Cuando llegó a Rennes, Velibor Colic tenía 28 años y una bolsa militar llena de libretas y ropa agujereada. Sólo conocía tres palabras en francés: Jean, Paul y Sartre. Era escritor, con algunos libros publicados y un premio literario; había sido periodista, o al menos conducía un programa de Jazz. Pero aquel día, justo aquel de 1992, entró en Francia como soldado, mejor dicho, como un soldado desertor del Ejército Popular Yugoslavo, en el que había sido enrolado en contra de su voluntad, en 1991. Tras huir durante semanas para salvar el pellejo, Velibor Colic se presentó en la Oficina Francesa de Protección de los Refugiados y Apátridas (OFPRA). Una mujer de gruesas gafas lo miró a él y a la intérprete que lo acompañaba para completar el trámite.

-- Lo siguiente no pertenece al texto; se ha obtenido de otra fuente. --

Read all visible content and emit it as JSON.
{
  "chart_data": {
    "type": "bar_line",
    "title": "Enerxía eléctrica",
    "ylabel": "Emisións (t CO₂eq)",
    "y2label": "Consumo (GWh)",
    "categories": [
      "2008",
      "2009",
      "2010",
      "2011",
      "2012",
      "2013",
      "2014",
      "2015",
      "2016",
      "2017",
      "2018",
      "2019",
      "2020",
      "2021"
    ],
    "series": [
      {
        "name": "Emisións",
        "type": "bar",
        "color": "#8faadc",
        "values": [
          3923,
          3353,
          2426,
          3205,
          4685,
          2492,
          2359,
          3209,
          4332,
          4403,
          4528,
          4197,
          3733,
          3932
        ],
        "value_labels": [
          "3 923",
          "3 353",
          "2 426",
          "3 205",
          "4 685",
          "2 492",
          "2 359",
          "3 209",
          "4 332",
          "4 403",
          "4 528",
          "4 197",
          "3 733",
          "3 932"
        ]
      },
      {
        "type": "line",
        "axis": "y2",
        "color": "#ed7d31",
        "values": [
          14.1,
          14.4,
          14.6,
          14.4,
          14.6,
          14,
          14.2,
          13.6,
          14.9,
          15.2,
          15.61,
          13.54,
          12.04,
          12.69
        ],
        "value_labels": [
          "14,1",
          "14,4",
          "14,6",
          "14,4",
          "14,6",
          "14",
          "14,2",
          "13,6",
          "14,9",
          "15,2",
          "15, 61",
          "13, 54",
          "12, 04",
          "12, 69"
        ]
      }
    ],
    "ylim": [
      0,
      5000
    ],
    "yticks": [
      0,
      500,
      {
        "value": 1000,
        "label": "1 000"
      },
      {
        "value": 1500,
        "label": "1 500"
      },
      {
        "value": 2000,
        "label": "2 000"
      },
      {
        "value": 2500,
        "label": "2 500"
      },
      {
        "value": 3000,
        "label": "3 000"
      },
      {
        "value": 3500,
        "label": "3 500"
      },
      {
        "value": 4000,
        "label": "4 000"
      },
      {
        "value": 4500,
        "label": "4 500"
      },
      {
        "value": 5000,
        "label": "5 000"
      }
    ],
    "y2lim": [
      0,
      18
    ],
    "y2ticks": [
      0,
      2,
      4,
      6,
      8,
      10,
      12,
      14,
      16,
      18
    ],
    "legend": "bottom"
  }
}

-Hay guerra en su país –dijo la señora-. Es triste ya lo sé, pero ahora no es la guerra lo que nos interesa. Estamos aquí para que me explique por qué usted, Velibor Colic, pide protección al Estado francés y asilo político. ¿Cuáles son sus razones personales?
Colic tuvo la impresión de ser Sherezade, de que la historia de su vida anterior era sólo un cuento tenebroso donde las ciudades, las personas y los libros volvían a arder, que perdía su trabajo; que la milicia paramilitar volvía a buscarlo. Que todo volvía a empezar. Así lo escribió, hace ya más de diez de años, en Manual del Exilio. En las páginas de ese libro, que hoy publica en español el sello Periférica, Velibor recuerda lo que ha sido y lo que ha dejado de ser. "Que fui soldado en contra de mi voluntad. Que estuve a punto de morir varias veces. Que me encerraron con tres mil hombres más, musulmanes bosnios, serbios y algunos 'traidores' croatas como yo en un estadio de Slavonski Brod. Que me convertí en traidor, que ya no represento nada para nadie. Antes de la guerra, yo era un hombre y ahora soy un insulto". Así arranca esta historia, así.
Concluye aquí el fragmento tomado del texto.